The model was specifically developed for the problem at hand, which is to determine whether a news article is reliable or not. Therefore, we have a binary classification problem. A stacked sequential neural network was used for this purpose.
In total, there are 4 layers:
- Embedding
This layer creates the embedding layer of the model, where the vocabulary size and maximum sequence length are determined. This assigns values close to tokens with similar meanings. - Conv1D
This is the convolutional layer that applies batch-wise model learning to better identify sequence characteristics. It is configured to use 16 filters of size 5 and the ReLU (Rectified Linear Unit) activation function for neuron activation. - GlobalMaxPool1D
This layer creates the global pooling layer, which returns only the maximum value for each batch to further emphasize sequence characteristics and reduce the output dimension. - Dense
Finally, the dense layer is created, configured with 1 unit and activated by the sigmoid function, which returns binary values (0 or 1) to determine the news article’s reliability.
It’s worth noting that a RandomSearch was performed to find the best parameters for our specific model. Since this is a time and computationally intensive process, it was carried out in a separate notebook from this project to make this step more practical and straightforward.
Next, we have the construction, training, and printing of the characteristics of the final model.
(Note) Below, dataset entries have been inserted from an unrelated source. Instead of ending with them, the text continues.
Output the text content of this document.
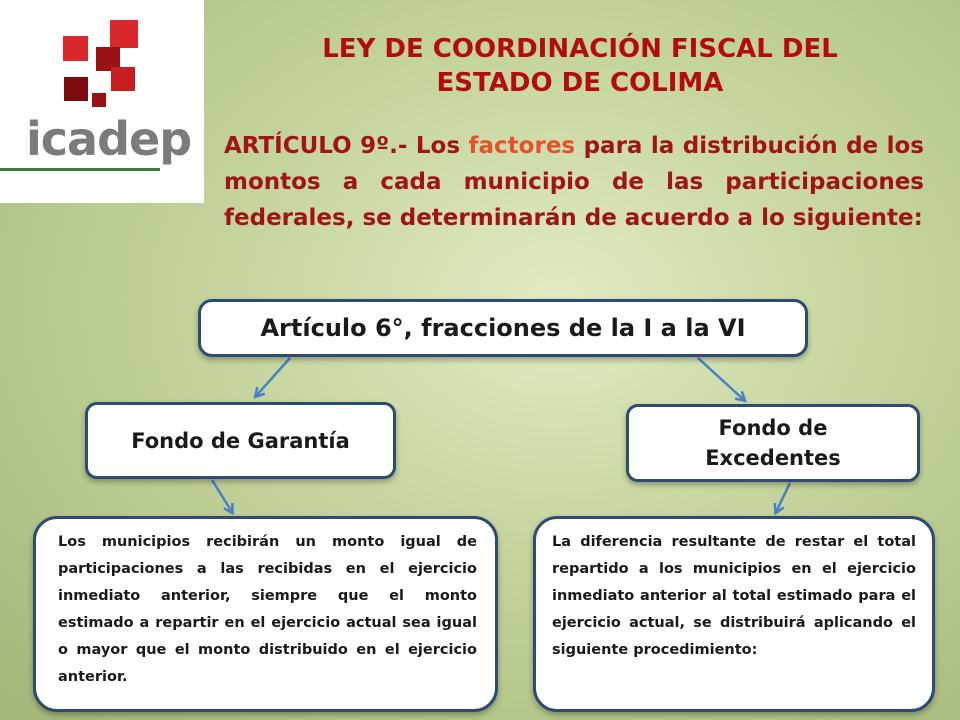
icadep
LEY DE COORDINACIÓN FISCAL DEL
ESTADO DE COLIMA
ARTÍCULO 9º.- Los factores para la distribución de los montos a cada municipio de las participaciones federales, se determinarán de acuerdo a lo siguiente:
Artículo 6°, fracciones de la I a la VI
Fondo de Garantía
Fondo de Excedentes
Los municipios recibirán un monto igual de participaciones a las recibidas en el ejercicio inmediato anterior, siempre que el monto estimado a repartir en el ejercicio actual sea igual o mayor que el monto distribuido en el ejercicio anterior.
La diferencia resultante de restar el total repartido a los municipios en el ejercicio inmediato anterior al total estimado para el ejercicio actual, se distribuirá aplicando el siguiente procedimiento:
# construction of binary classification neural network model
model = tf.keras.Sequential([ # create a layer-stacked sequential neural network model
tf.keras.layers.Embedding(vocab_size, (155), input_length=max_length), # create embedding layer to give close values to tokens that are similar
tf.keras.layers.Conv1D(16, 5, activation='relu'), # create convolution layer for batch learning to better identify features
tf.keras.layers.GlobalMaxPooling1D(), # create global pooling layer to return only the maximum value of each batch to further emphasize characteristics
tf.keras.layers.Dense(1, activation='sigmoid') # create dense layer with one unit and apply activation by sigmoidal function
])
# compile the model
model.compile(loss='binary_crossentropy', # define the loss function
optimizer=Adam(learning_rate=.001), # set optimizer and learning rate
metrics=['accuracy','Recall','Precision','FalseNegatives']) # define metrics for model evaluation during training and testing# train the model
## verbose=2 to show one message by epoch
## epochs=4 defines the number of epochs that the model will go through the entire training set
history = model.fit(x_train, y_train, verbose = 2, epochs = 4,
validation_data = (x_val, y_val), # validation data
callbacks=[tf.keras.callbacks.EarlyStopping('val_loss', patience=3)]) # stop training when there is no improvement in 'val_loss' for 3 consecutive epochs
'''
Epoch 1/4
416/416 - 105s - loss: 0.2203 - accuracy: 0.9029 - recall: 0.8282 - precision: 0.9304 - false_negatives: 948.0000 - val_loss: 0.0620 - val_accuracy: 0.9783 - val_recall: 0.9750 - val_precision: 0.9729 - val_false_negatives: 23.0000 - 105s/epoch - 252ms/step
Epoch 2/4
416/416 - 72s - loss: 0.0416 - accuracy: 0.9867 - recall: 0.9853 - precision: 0.9827 - false_negatives: 81.0000 - val_loss: 0.0444 - val_accuracy: 0.9833 - val_recall: 0.9717 - val_precision: 0.9878 - val_false_negatives: 26.0000 - 72s/epoch - 172ms/step
Epoch 3/4
416/416 - 60s - loss: 0.0124 - accuracy: 0.9980 - recall: 0.9976 - precision: 0.9976 - false_negatives: 13.0000 - val_loss: 0.0347 - val_accuracy: 0.9860 - val_recall: 0.9880 - val_precision: 0.9785 - val_false_negatives: 11.0000 - 60s/epoch - 144ms/step
Epoch 4/4
416/416 - 54s - loss: 0.0037 - accuracy: 0.9998 - recall: 1.0000 - precision: 0.9995 - false_negatives: 0.0000e+00 - val_loss: 0.0325 - val_accuracy: 0.9864 - val_recall: 0.9848 - val_precision: 0.9826 - val_false_negatives: 14.0000 - 54s/epoch - 131ms/step
'''In the output above, we have the values of the evaluation metrics for each epoch and the duration of the training. Overall, it is evident that with each epoch, there is an optimization of these metrics. This demonstrates the model’s progression in seeking better performance.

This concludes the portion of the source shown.